NATO is involved in aggressive expansion across Eastern Europe and beyond as part of a US strategy to contain and surround Russia. Countries like Romania and Bulgaria, who have recently joined NATO, are crucial bridges between the eastern countries where the gas and oil is, and the West, which consumes these resources.

Interestingly this conflict has exposed real divisions amongst the other imperialist powers in the US and Europe. The principal powers that lead the EU, namely Germany and France, were also much more cautious about condemning Russia, Angela Merkel, the chancellor of Germany, went so far as to say that Russia and Georgia were “equally to blame” for the crisis. Nicholas Sarkozy, the right-wing president of France and currently the president of the EU, flew to Moscow to discuss the crisis with the President.

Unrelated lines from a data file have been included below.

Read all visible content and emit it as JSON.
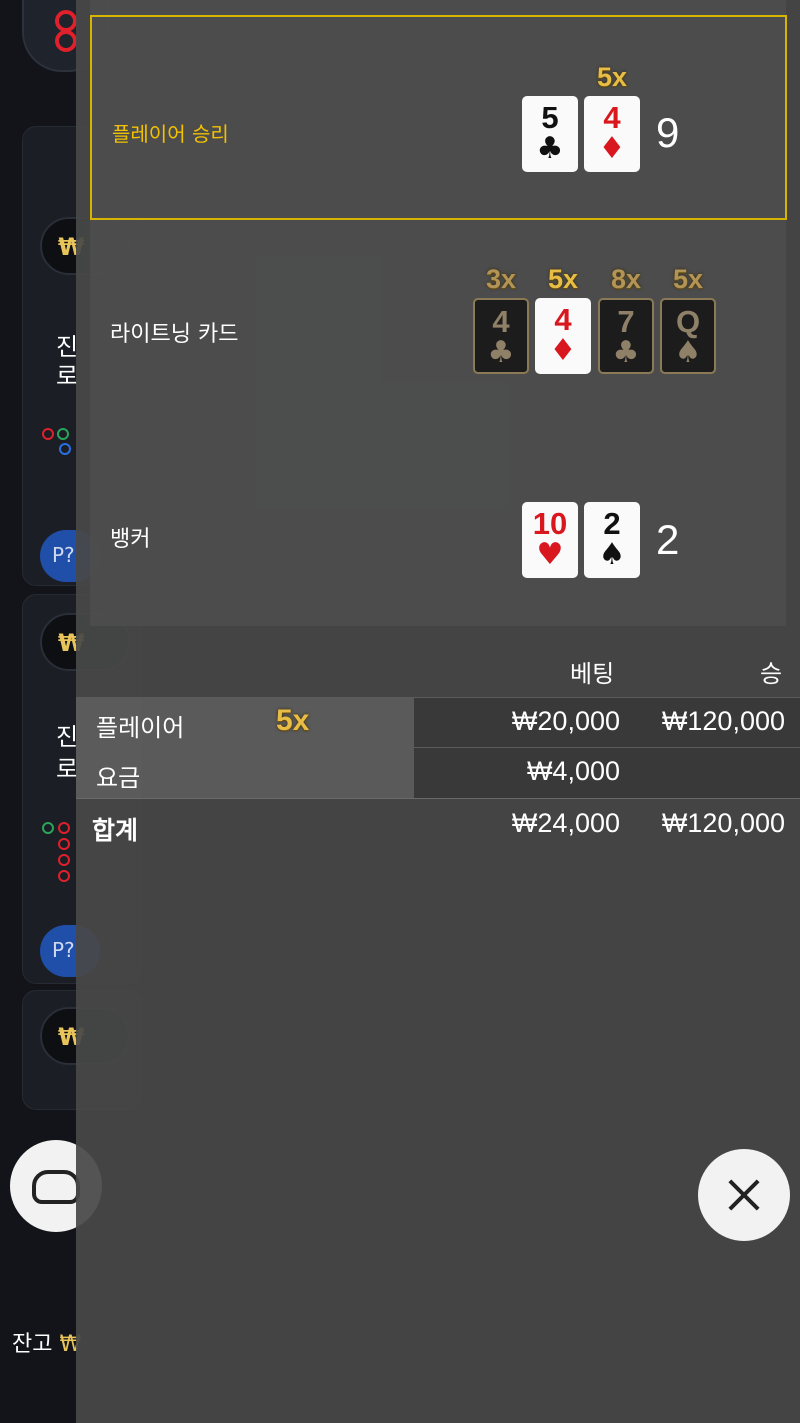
{
  "background": {
    "amounts": [
      "₩",
      "₩",
      "₩"
    ],
    "side_texts": [
      [
        "진",
        "로"
      ],
      [
        "진",
        "로"
      ]
    ],
    "roadmap_badges": [
      "P?",
      "P?"
    ],
    "balance_label": "잔고",
    "balance_value": "₩"
  },
  "result": {
    "player_row": {
      "label": "플레이어 승리",
      "cards": [
        {
          "rank": "5",
          "suit": "♣",
          "color": "black"
        },
        {
          "rank": "4",
          "suit": "♦",
          "color": "red",
          "multiplier": "5x"
        }
      ],
      "total": "9"
    },
    "lightning_row": {
      "label": "라이트닝 카드",
      "cards": [
        {
          "rank": "4",
          "suit": "♣",
          "multiplier": "3x",
          "highlighted": false
        },
        {
          "rank": "4",
          "suit": "♦",
          "multiplier": "5x",
          "highlighted": true
        },
        {
          "rank": "7",
          "suit": "♣",
          "multiplier": "8x",
          "highlighted": false
        },
        {
          "rank": "Q",
          "suit": "♠",
          "multiplier": "5x",
          "highlighted": false
        }
      ]
    },
    "banker_row": {
      "label": "뱅커",
      "cards": [
        {
          "rank": "10",
          "suit": "♥",
          "color": "red"
        },
        {
          "rank": "2",
          "suit": "♠",
          "color": "black"
        }
      ],
      "total": "2"
    }
  },
  "bets": {
    "header_bet": "베팅",
    "header_win": "승",
    "rows": [
      {
        "name": "플레이어",
        "multiplier": "5x",
        "bet": "₩20,000",
        "win": "₩120,000"
      },
      {
        "name": "요금",
        "multiplier": "",
        "bet": "₩4,000",
        "win": ""
      }
    ],
    "total": {
      "name": "합계",
      "bet": "₩24,000",
      "win": "₩120,000"
    }
  },
  "close_icon": "close-icon",
  "colors": {
    "gold": "#e8bd45",
    "highlight_border": "#d6b400",
    "red_suit": "#d9171f"
  }
}
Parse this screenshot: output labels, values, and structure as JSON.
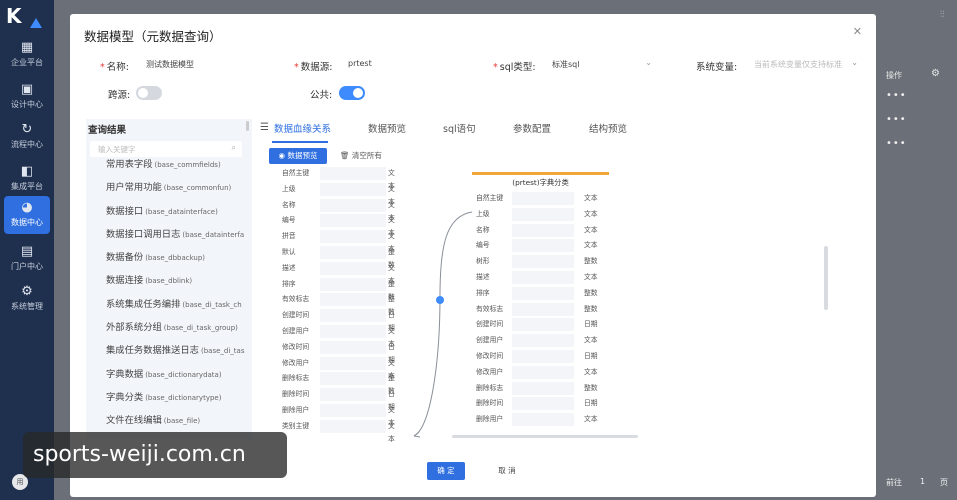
{
  "nav": {
    "logo_text": "K",
    "items": [
      {
        "label": "企业平台",
        "icon": "apps-icon"
      },
      {
        "label": "设计中心",
        "icon": "design-icon"
      },
      {
        "label": "流程中心",
        "icon": "flow-icon"
      },
      {
        "label": "集成平台",
        "icon": "integration-icon"
      },
      {
        "label": "数据中心",
        "icon": "data-icon",
        "active": true
      },
      {
        "label": "门户中心",
        "icon": "portal-icon"
      },
      {
        "label": "系统管理",
        "icon": "system-icon"
      }
    ],
    "avatar_text": "用"
  },
  "background": {
    "column_header": "操作",
    "row_actions": [
      "•••",
      "•••",
      "•••"
    ],
    "pager_prefix": "前往",
    "pager_value": "1",
    "pager_suffix": "页"
  },
  "modal": {
    "title": "数据模型（元数据查询）",
    "form": {
      "name_label": "名称:",
      "name_value": "测试数据模型",
      "datasource_label": "数据源:",
      "datasource_value": "prtest",
      "sqltype_label": "sql类型:",
      "sqltype_value": "标准sql",
      "sysvar_label": "系统变量:",
      "sysvar_placeholder": "当前系统变量仅支持标准",
      "cross_label": "跨源:",
      "cross_on": false,
      "public_label": "公共:",
      "public_on": true
    },
    "query": {
      "title": "查询结果",
      "search_placeholder": "输入关键字",
      "items": [
        {
          "name": "常用表字段",
          "code": "(base_commfields)"
        },
        {
          "name": "用户常用功能",
          "code": "(base_commonfun)"
        },
        {
          "name": "数据接口",
          "code": "(base_datainterface)"
        },
        {
          "name": "数据接口调用日志",
          "code": "(base_datainterfa"
        },
        {
          "name": "数据备份",
          "code": "(base_dbbackup)"
        },
        {
          "name": "数据连接",
          "code": "(base_dblink)"
        },
        {
          "name": "系统集成任务编排",
          "code": "(base_di_task_ch"
        },
        {
          "name": "外部系统分组",
          "code": "(base_di_task_group)"
        },
        {
          "name": "集成任务数据推送日志",
          "code": "(base_di_tas"
        },
        {
          "name": "字典数据",
          "code": "(base_dictionarydata)"
        },
        {
          "name": "字典分类",
          "code": "(base_dictionarytype)"
        },
        {
          "name": "文件在线编辑",
          "code": "(base_file)"
        }
      ]
    },
    "tabs": [
      "数据血缘关系",
      "数据预览",
      "sql语句",
      "参数配置",
      "结构预览"
    ],
    "preview_button": "数据预览",
    "clear_button": "清空所有",
    "source_fields": [
      {
        "name": "自然主键",
        "type": "文本"
      },
      {
        "name": "上级",
        "type": "文本"
      },
      {
        "name": "名称",
        "type": "文本"
      },
      {
        "name": "编号",
        "type": "文本"
      },
      {
        "name": "拼音",
        "type": "文本"
      },
      {
        "name": "默认",
        "type": "整数"
      },
      {
        "name": "描述",
        "type": "文本"
      },
      {
        "name": "排序",
        "type": "整数"
      },
      {
        "name": "有效标志",
        "type": "整数"
      },
      {
        "name": "创建时间",
        "type": "日期"
      },
      {
        "name": "创建用户",
        "type": "文本"
      },
      {
        "name": "修改时间",
        "type": "日期"
      },
      {
        "name": "修改用户",
        "type": "文本"
      },
      {
        "name": "删除标志",
        "type": "整数"
      },
      {
        "name": "删除时间",
        "type": "日期"
      },
      {
        "name": "删除用户",
        "type": "文本"
      },
      {
        "name": "类别主键",
        "type": "文本"
      }
    ],
    "table_card": {
      "title": "(prtest)字典分类",
      "fields": [
        {
          "name": "自然主键",
          "type": "文本"
        },
        {
          "name": "上级",
          "type": "文本"
        },
        {
          "name": "名称",
          "type": "文本"
        },
        {
          "name": "编号",
          "type": "文本"
        },
        {
          "name": "树形",
          "type": "整数"
        },
        {
          "name": "描述",
          "type": "文本"
        },
        {
          "name": "排序",
          "type": "整数"
        },
        {
          "name": "有效标志",
          "type": "整数"
        },
        {
          "name": "创建时间",
          "type": "日期"
        },
        {
          "name": "创建用户",
          "type": "文本"
        },
        {
          "name": "修改时间",
          "type": "日期"
        },
        {
          "name": "修改用户",
          "type": "文本"
        },
        {
          "name": "删除标志",
          "type": "整数"
        },
        {
          "name": "删除时间",
          "type": "日期"
        },
        {
          "name": "删除用户",
          "type": "文本"
        }
      ]
    },
    "ok_button": "确 定",
    "cancel_button": "取 消"
  },
  "watermark": "sports-weiji.com.cn"
}
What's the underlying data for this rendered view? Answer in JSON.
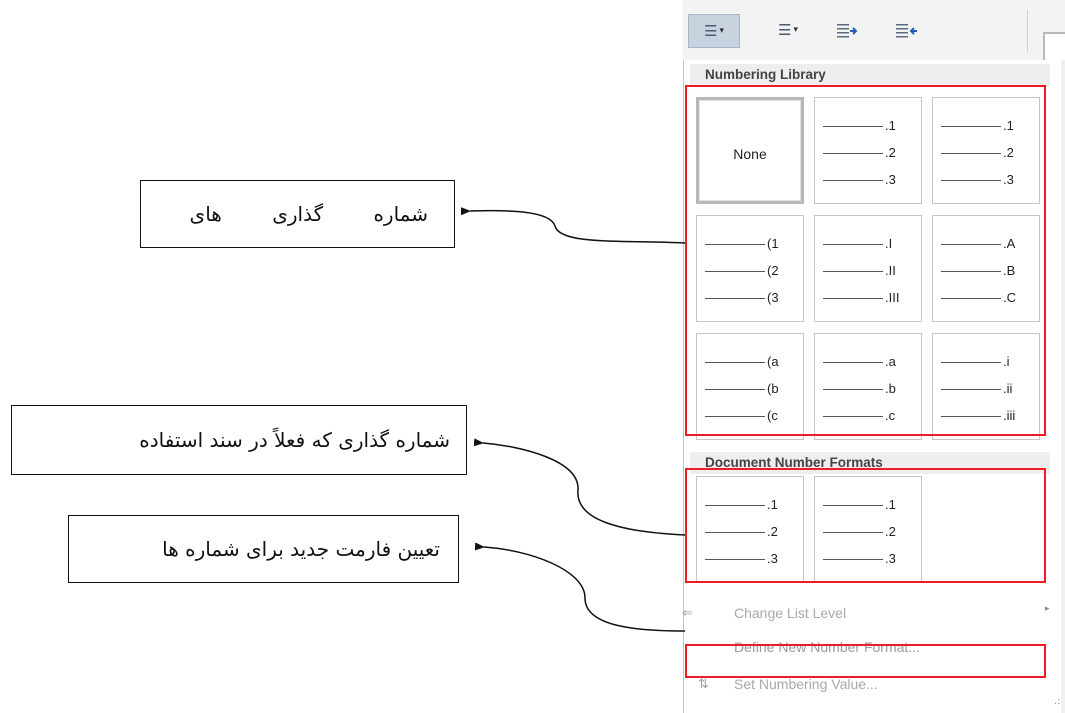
{
  "ribbon": {
    "buttons": [
      {
        "name": "numbering-button",
        "glyph": "☰",
        "caret": "▾",
        "active": true
      },
      {
        "name": "multilevel-list-button",
        "glyph": "☰",
        "caret": "▾",
        "active": false
      },
      {
        "name": "decrease-indent-button",
        "glyph": "⇤",
        "caret": "",
        "active": false
      },
      {
        "name": "increase-indent-button",
        "glyph": "⇥",
        "caret": "",
        "active": false
      }
    ]
  },
  "menu": {
    "numbering_library": {
      "header": "Numbering Library",
      "tiles": [
        {
          "type": "none",
          "label": "None"
        },
        {
          "type": "list",
          "items": [
            ".1",
            ".2",
            ".3"
          ]
        },
        {
          "type": "list",
          "items": [
            ".1",
            ".2",
            ".3"
          ]
        },
        {
          "type": "list",
          "items": [
            "(1",
            "(2",
            "(3"
          ]
        },
        {
          "type": "list",
          "items": [
            ".I",
            ".II",
            ".III"
          ]
        },
        {
          "type": "list",
          "items": [
            ".A",
            ".B",
            ".C"
          ]
        },
        {
          "type": "list",
          "items": [
            "(a",
            "(b",
            "(c"
          ]
        },
        {
          "type": "list",
          "items": [
            ".a",
            ".b",
            ".c"
          ]
        },
        {
          "type": "list",
          "items": [
            ".i",
            ".ii",
            ".iii"
          ]
        }
      ]
    },
    "document_formats": {
      "header": "Document Number Formats",
      "tiles": [
        {
          "type": "list",
          "items": [
            ".1",
            ".2",
            ".3"
          ]
        },
        {
          "type": "list",
          "items": [
            ".1",
            ".2",
            ".3"
          ]
        }
      ]
    },
    "items": {
      "change_list_level": "Change List Level",
      "define_new_format": "Define New Number Format...",
      "set_numbering_value": "Set Numbering Value..."
    }
  },
  "annotations": {
    "numbering_library": "شماره گذاری های",
    "document_formats": "شماره گذاری که فعلاً در سند استفاده",
    "define_new_format": "تعیین فارمت جدید برای شماره ها"
  },
  "colors": {
    "highlight": "#ee1c24",
    "ribbon_bg": "#f3f3f3",
    "header_bg": "#eeeeee"
  }
}
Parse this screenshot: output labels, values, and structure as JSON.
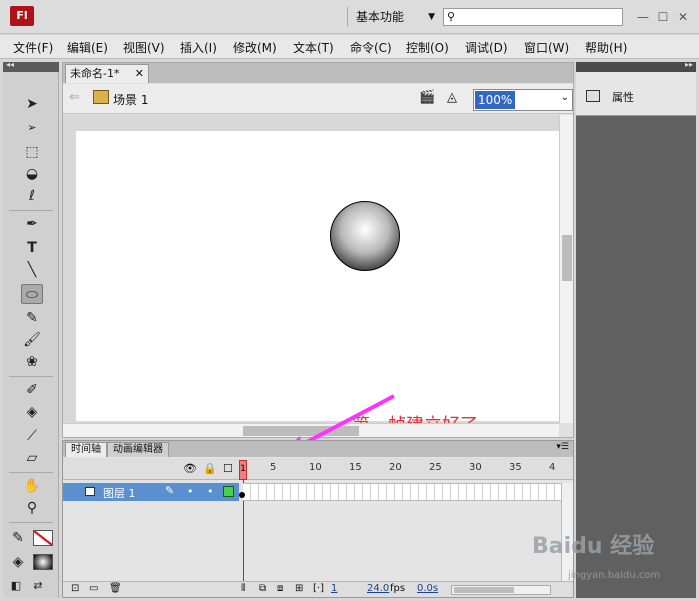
{
  "app": {
    "logo": "Fl",
    "workspace": "基本功能",
    "workspace_arrow": "▼"
  },
  "window_controls": {
    "minimize": "—",
    "maximize": "☐",
    "close": "✕"
  },
  "menu": [
    "文件(F)",
    "编辑(E)",
    "视图(V)",
    "插入(I)",
    "修改(M)",
    "文本(T)",
    "命令(C)",
    "控制(O)",
    "调试(D)",
    "窗口(W)",
    "帮助(H)"
  ],
  "document": {
    "tab_title": "未命名-1*",
    "scene": "场景 1",
    "zoom": "100%"
  },
  "annotation": "第一帧建立好了",
  "annotation_color": "#e0303a",
  "timeline": {
    "tabs": [
      "时间轴",
      "动画编辑器"
    ],
    "frame_numbers": [
      "5",
      "10",
      "15",
      "20",
      "25",
      "30",
      "35",
      "4"
    ],
    "current_frame": "1",
    "layer": {
      "name": "图层 1",
      "color": "#49d14b"
    },
    "footer": {
      "frame": "1",
      "fps": "24.0",
      "fps_unit": "fps",
      "time": "0.0s"
    }
  },
  "properties_panel": {
    "label": "属性"
  },
  "watermark": {
    "brand": "Baidu 经验",
    "url": "jingyan.baidu.com"
  }
}
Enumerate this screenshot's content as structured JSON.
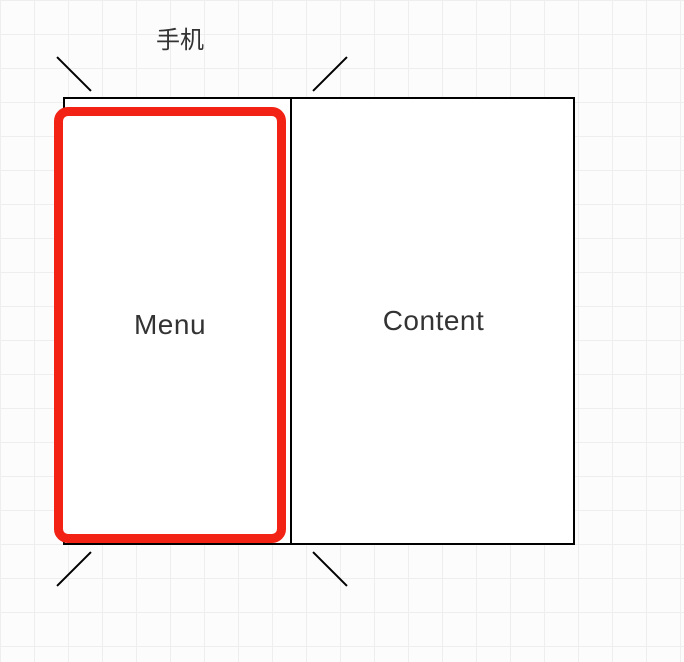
{
  "frame": {
    "label": "手机"
  },
  "panels": {
    "menu_label": "Menu",
    "content_label": "Content"
  },
  "highlight": {
    "target": "menu",
    "color": "#f22314"
  }
}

The US clearly leaned on France to come into line and now the French government is at the forefront of the proposal for EU economic sanctions against Russia.

The US has exploited this conflict to the fullest, launching a huge propaganda war against Russia, and trying to draw Poland and the Czech Republic more into their orbit with the new missile defence shield. Within days of the Russian invasion of Georgia, Poland leapt at the chance to sign up to the missile defence initiative with Condoleezza Rice flying over to seal the deal with them.

It is the nature of modern capitalism that tensions will grow between the big imperialist powers. At the moment the US is the dominant world power, and has been since the fall of the USSR. America’s attack on Iraq was part of its longer-term strategy “for a new American century” which required it to secure the oil and energy resources in the Middle East. This is why France and Germany opposed the war in Iraq, because they saw it as something that would strengthen the US at their expense. The US is also keeping a close eye on China for emergence as a new super power.

The working class around the world must oppose the new drive to conflict between the great imperialist powers. In Russia workers should refuse to support Russian military intervention and demand the withdrawal of Russian troops from Georgia. In the West, workers must oppose any expansion of NATO and call for it to be disbanded, along with all imperialist military alliances. We must recognise the right of South Ossetia and Abkhazia to separate from Georgia if they so wish, whilst also supporting the rights of the Chechens to separate from Russia.

Here in the UK we must oppose a single penny or a single person being given to the British Army, that instrument of oppression and theft. And we must constantly point out, as economic crisis deepens around the world, that this system is inherently warlike, based as it is on exploitation and cutthroat competition between states. If the 21st century is to avoid the fate of the 20th, the working class needs to organise internationally, to overthrow this system of war.